Hardly an overnight success: 100 years to discover plant species

While the act of discovering a species is often seen as a thrilling moment, newly published research demonstrates the initial encounter is just the beginning of a long process. Understanding what a species represents actually, on average, takes more than a century.

Knowing what plants exist - and where they live - is a prerequisite to conserving global plant diversity. To improve understanding - and, so, meet the targets of initiatives such as the Global Strategy for Plant Conservation, a programme of the UN’s Convention on Biological Diversity - it is necessary to work out how knowledge of plants accumulates over time. And, how it can be continuously updated against the high levels of climate and land use change being witnessed around the world.
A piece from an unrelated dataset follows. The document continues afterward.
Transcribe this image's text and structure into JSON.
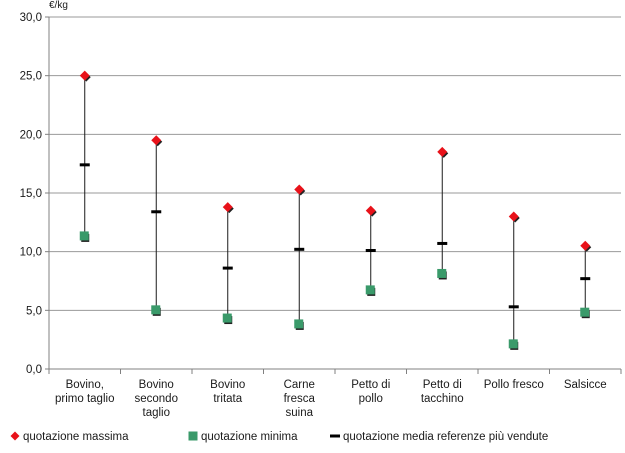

To shed light on how knowledge of plant diversity is obtained, botanists from the Department of Plant Sciences at Oxford University and the Royal Botanic Garden Edinburgh have measured how long it takes for a new species to be collected, given a name, and for 15 specimens of that species to be obtained and accurately identified.

The group’s study, published in Systematics & Biodiversity, shows that discovering plant species takes, on average, 70-100 years. Dr Zoë Goodwin, one of the paper’s authors, explained: “The long time it takes to understand a species, even at a basic level, reflects a lack of capacity in the field of Taxonomy — the science responsible for species discovery.”

Co-author Dr Pablo Munoz Rodriguez added: “Limited taxonomic capacity has important implications for science and policy targets that rely on this information, such as conservation and global biodiversity studies, as they are severely compromised, with knock-on effects for our ability to accurately measure levels of extinction.”

In an era of upheaval, with so much still to achieve, stock needs to be taken of the situation, concluded Dr Goodwin: "More than ever before we need to train new taxonomists and give them the opportunity to build up their expertise, if we are to take on the massive challenge of the biodiversity crisis."